A heart attack involves injury to heart muscle that occurs when arteries supplying blood to the heart become blocked. Sometimes patients improve if the blood flow can be restored via a revascularization procedure such as angioplasty or bypass surgery. However, the procedures are not risk-free; patients have a 2 to 5 percent chance of experiencing serious complications, including death. Therefore, it is critical that patients do not undergo the revascularization procedures needlessly, but it is equally important to treat those for whom the benefits outweigh the risks.
One such patient would be someone experiencing cardiogenic shock, the leading cause of death for patients hospitalized due to heart attacks. As demonstrated by the NHLBI's SHOCK Trial, heart attack patients who received revascularization immediately after developing cardiogenic shock were significantly more likely to be alive one year after their heart attacks than were those who developed cardiogenic shock but did not receive the procedure. Therefore, the American College of Cardiology and the American Heart Association recommend revascularization for patients younger than 75 years who develop cardiogenic shock within 36 hours of a heart attack.
Due to recent advances in magnetic resonance imaging (MRI) technologies, physicians may soon be able to identify other people for whom the risks of these invasive procedures outweigh the benefits. For example, a new MRI technique using contrast agents helps distinguish between patients with irreversibly damaged left ventricles and those in whom damage can be reversed by revascularization.
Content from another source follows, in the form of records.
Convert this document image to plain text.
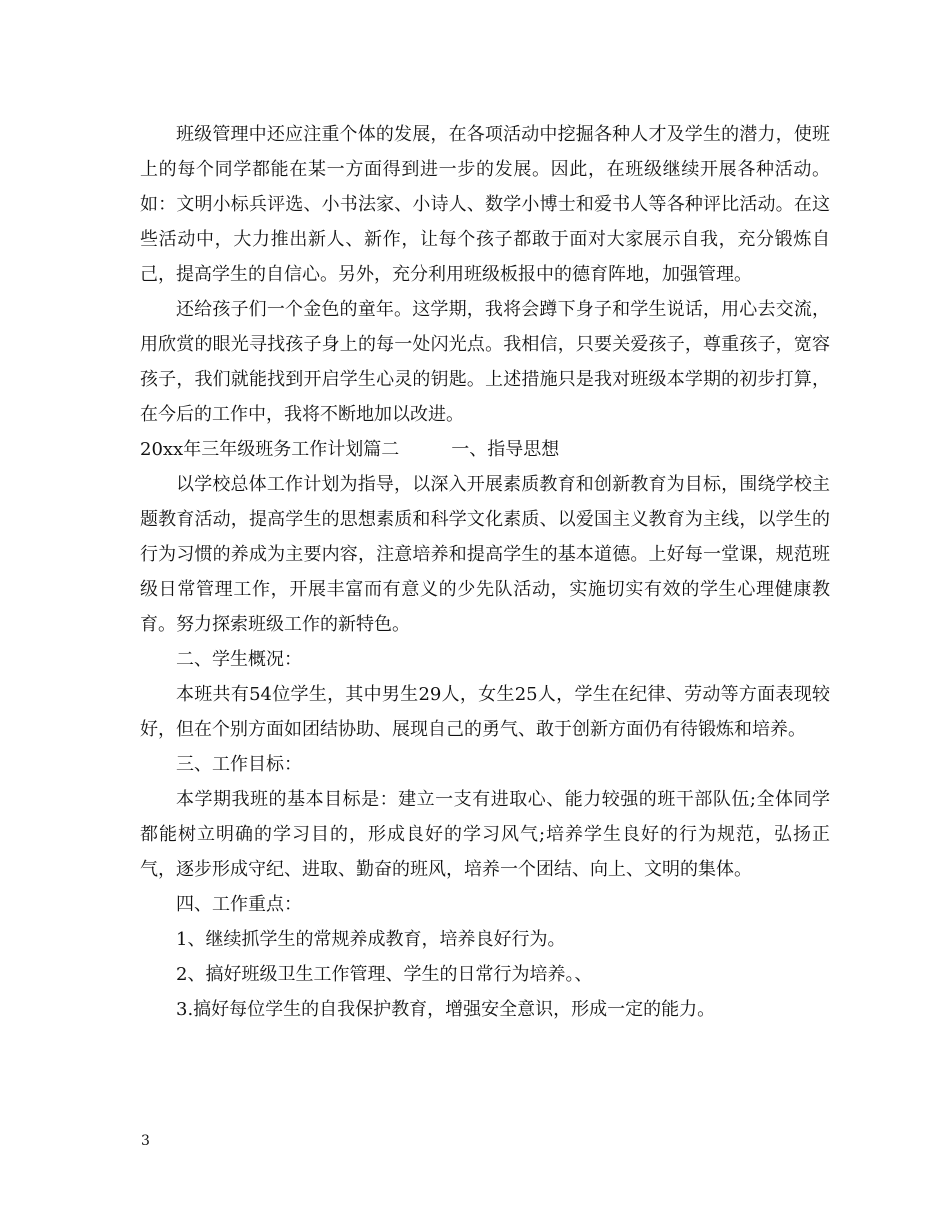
班级管理中还应注重个体的发展，在各项活动中挖掘各种人才及学生的潜力，使班上的每个同学都能在某一方面得到进一步的发展。因此，在班级继续开展各种活动。如：文明小标兵评选、小书法家、小诗人、数学小博士和爱书人等各种评比活动。在这些活动中，大力推出新人、新作，让每个孩子都敢于面对大家展示自我，充分锻炼自己，提高学生的自信心。另外，充分利用班级板报中的德育阵地，加强管理。

还给孩子们一个金色的童年。这学期，我将会蹲下身子和学生说话，用心去交流，用欣赏的眼光寻找孩子身上的每一处闪光点。我相信，只要关爱孩子，尊重孩子，宽容孩子，我们就能找到开启学生心灵的钥匙。上述措施只是我对班级本学期的初步打算，在今后的工作中，我将不断地加以改进。

20xx年三年级班务工作计划篇二	一、指导思想

以学校总体工作计划为指导，以深入开展素质教育和创新教育为目标，围绕学校主题教育活动，提高学生的思想素质和科学文化素质、以爱国主义教育为主线，以学生的行为习惯的养成为主要内容，注意培养和提高学生的基本道德。上好每一堂课，规范班级日常管理工作，开展丰富而有意义的少先队活动，实施切实有效的学生心理健康教育。努力探索班级工作的新特色。

二、学生概况：

本班共有54位学生，其中男生29人，女生25人，学生在纪律、劳动等方面表现较好，但在个别方面如团结协助、展现自己的勇气、敢于创新方面仍有待锻炼和培养。

三、工作目标：

本学期我班的基本目标是：建立一支有进取心、能力较强的班干部队伍;全体同学都能树立明确的学习目的，形成良好的学习风气;培养学生良好的行为规范，弘扬正气，逐步形成守纪、进取、勤奋的班风，培养一个团结、向上、文明的集体。

四、工作重点：

1、继续抓学生的常规养成教育，培养良好行为。

2、搞好班级卫生工作管理、学生的日常行为培养。、

3.搞好每位学生的自我保护教育，增强安全意识，形成一定的能力。

3
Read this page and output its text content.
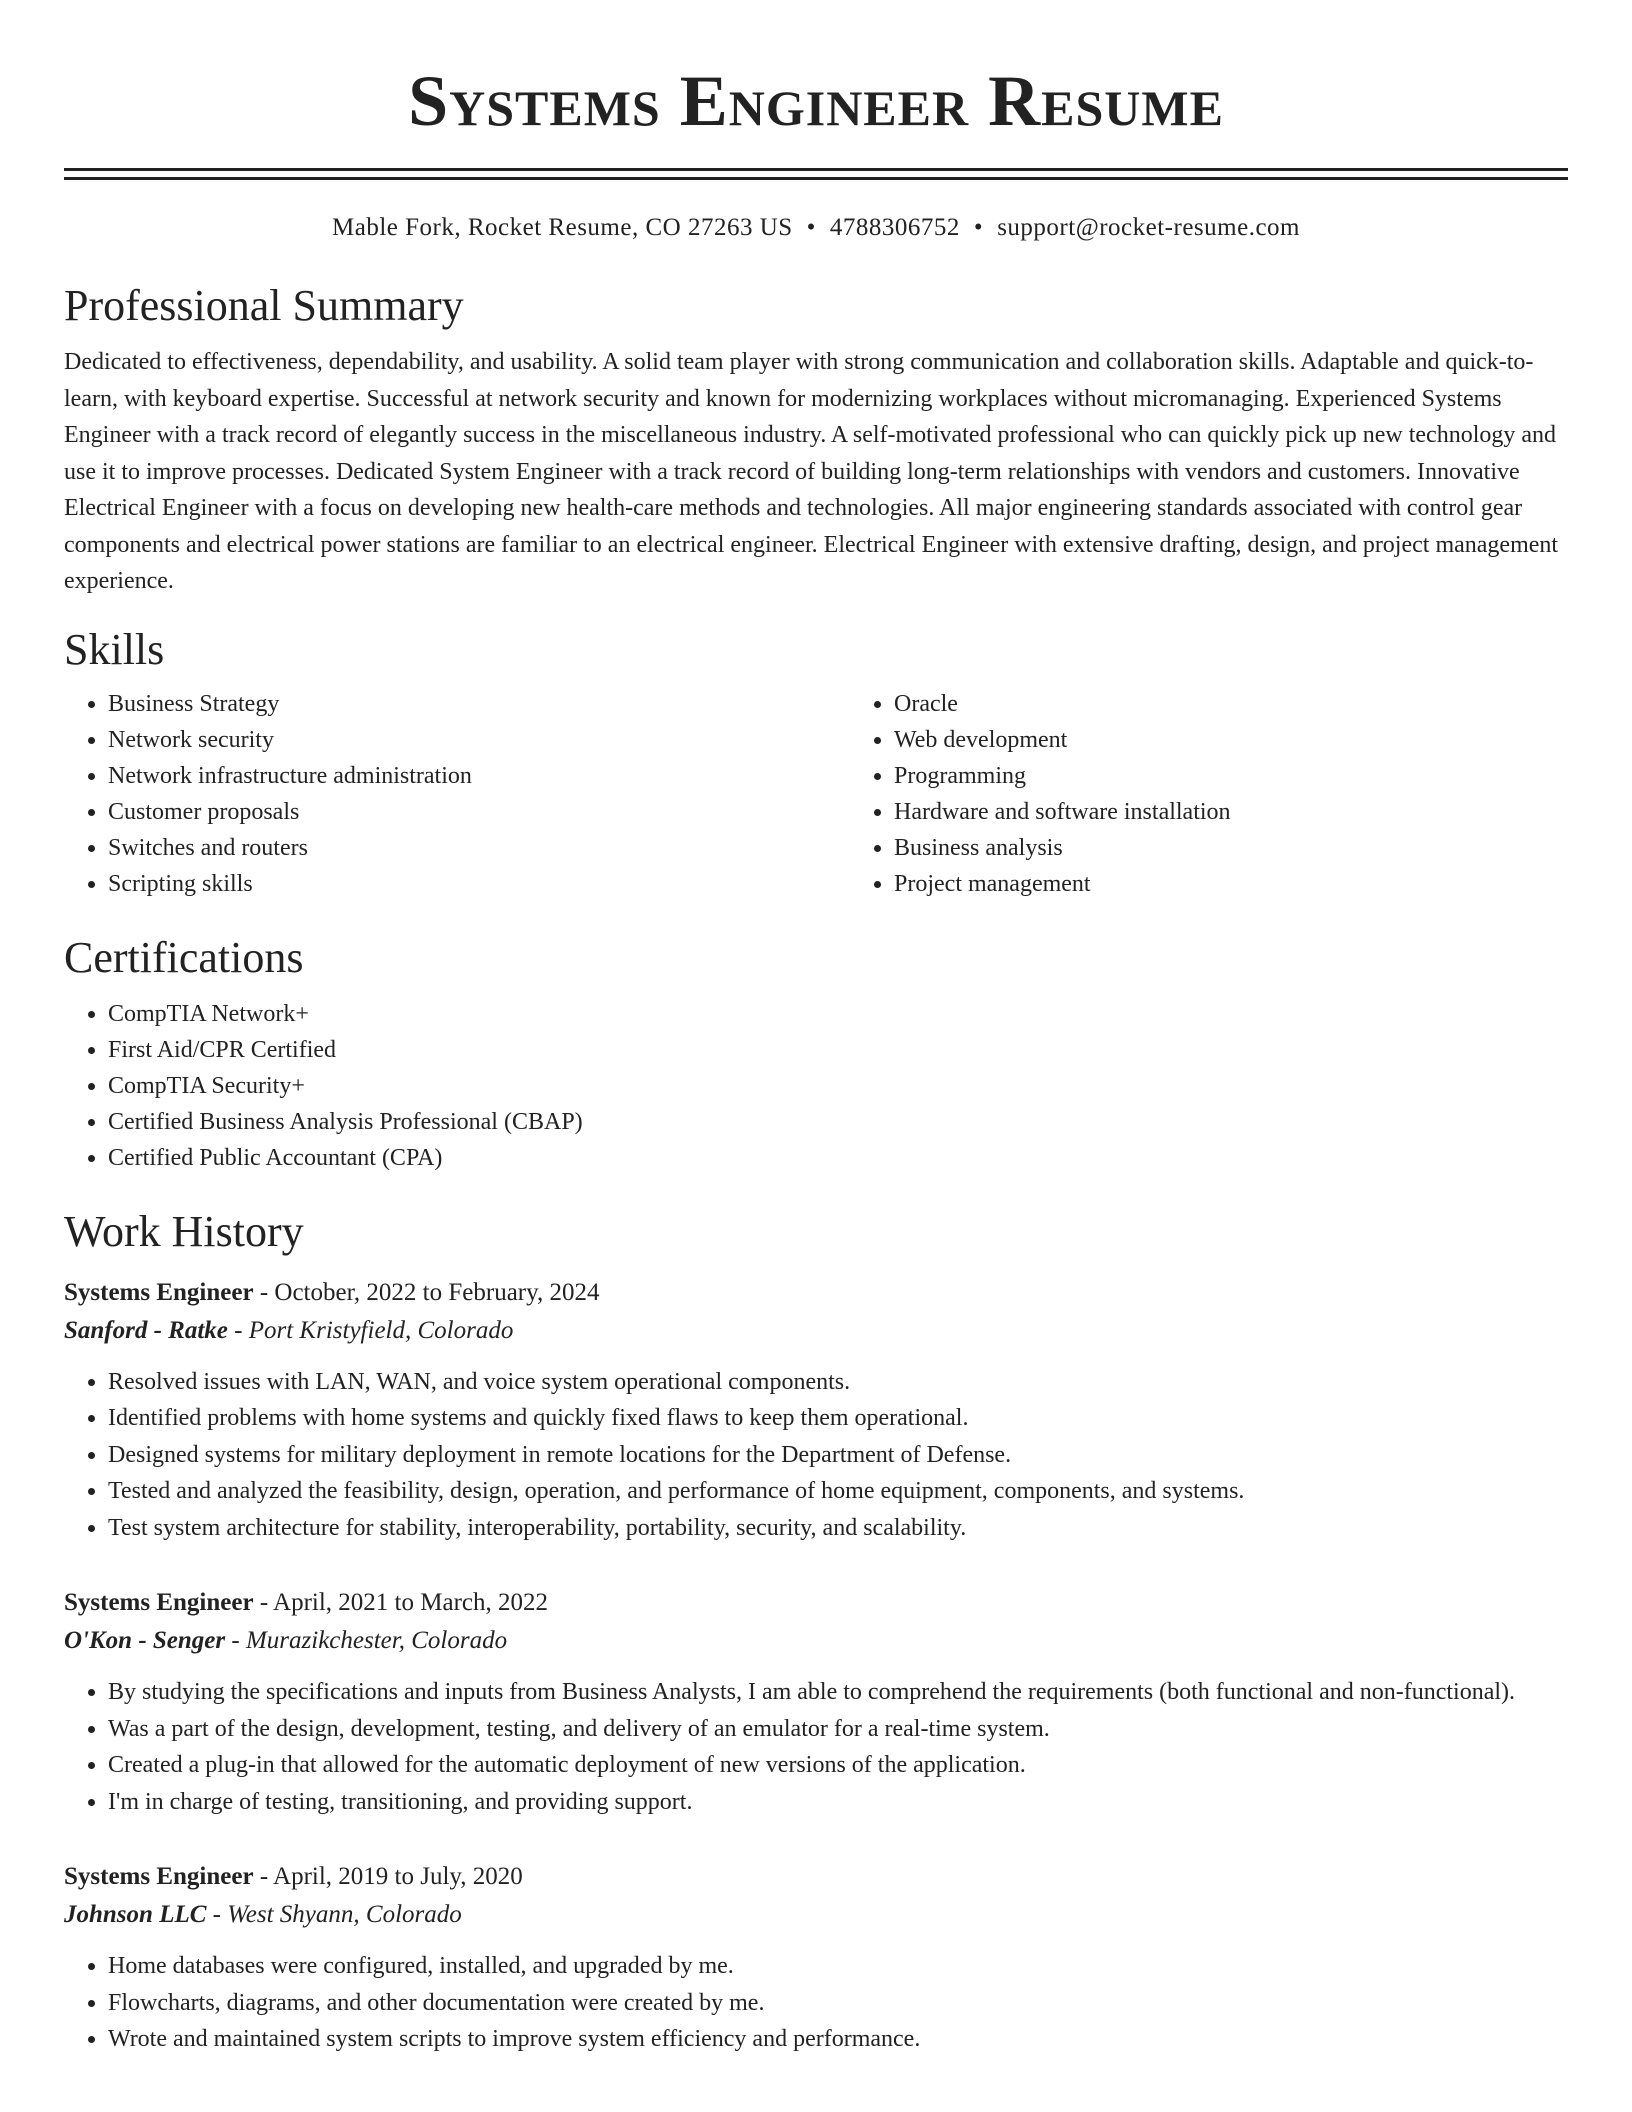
Systems Engineer Resume
Mable Fork, Rocket Resume, CO 27263 US • 4788306752 • support@rocket-resume.com
Professional Summary

Dedicated to effectiveness, dependability, and usability. A solid team player with strong communication and collaboration skills. Adaptable and quick-to-learn, with keyboard expertise. Successful at network security and known for modernizing workplaces without micromanaging. Experienced Systems Engineer with a track record of elegantly success in the miscellaneous industry. A self-motivated professional who can quickly pick up new technology and use it to improve processes. Dedicated System Engineer with a track record of building long-term relationships with vendors and customers. Innovative Electrical Engineer with a focus on developing new health-care methods and technologies. All major engineering standards associated with control gear components and electrical power stations are familiar to an electrical engineer. Electrical Engineer with extensive drafting, design, and project management experience.

Skills
• Business Strategy
• Network security
• Network infrastructure administration
• Customer proposals
• Switches and routers
• Scripting skills
• Oracle
• Web development
• Programming
• Hardware and software installation
• Business analysis
• Project management
Certifications
• CompTIA Network+
• First Aid/CPR Certified
• CompTIA Security+
• Certified Business Analysis Professional (CBAP)
• Certified Public Accountant (CPA)
Work History
Systems Engineer - October, 2022 to February, 2024
Sanford - Ratke - Port Kristyfield, Colorado
• Resolved issues with LAN, WAN, and voice system operational components.
• Identified problems with home systems and quickly fixed flaws to keep them operational.
• Designed systems for military deployment in remote locations for the Department of Defense.
• Tested and analyzed the feasibility, design, operation, and performance of home equipment, components, and systems.
• Test system architecture for stability, interoperability, portability, security, and scalability.
Systems Engineer - April, 2021 to March, 2022
O'Kon - Senger - Murazikchester, Colorado
• By studying the specifications and inputs from Business Analysts, I am able to comprehend the requirements (both functional and non-functional).
• Was a part of the design, development, testing, and delivery of an emulator for a real-time system.
• Created a plug-in that allowed for the automatic deployment of new versions of the application.
• I'm in charge of testing, transitioning, and providing support.
Systems Engineer - April, 2019 to July, 2020
Johnson LLC - West Shyann, Colorado
• Home databases were configured, installed, and upgraded by me.
• Flowcharts, diagrams, and other documentation were created by me.
• Wrote and maintained system scripts to improve system efficiency and performance.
Moreover, the technique is powerful enough to identify damaged tissue even in patients who are not aware that they had ever experienced a heart attack.
Researchers recently completed two studies addressing whether long-acting beta-agonists (LABs) should replace or supplement inhaled corticosteroids (ICS) as treatment for adults with mild-to-moderate persistent asthma. The results, published in the May 23, 2001 issue of the Journal of the American Medical Association, showed that LABs alone are not as effective as ICS alone in treating adults with mild-to-moderate persistent asthma. However, many patients with asthma were treated successfully with lower doses of steroids if they also took LABs. In a statement announcing the results Dr. Lenfant said "These two studies provide new and important scientific information about treatment questions that clinicians face every day in managing adult patients with mild-to-moderate persistent asthma: can they switch patients to long-acting beta-agonists from inhaled corticosteroids or use long-acting beta-agonists to reduce steroid doses? Now we have the answer."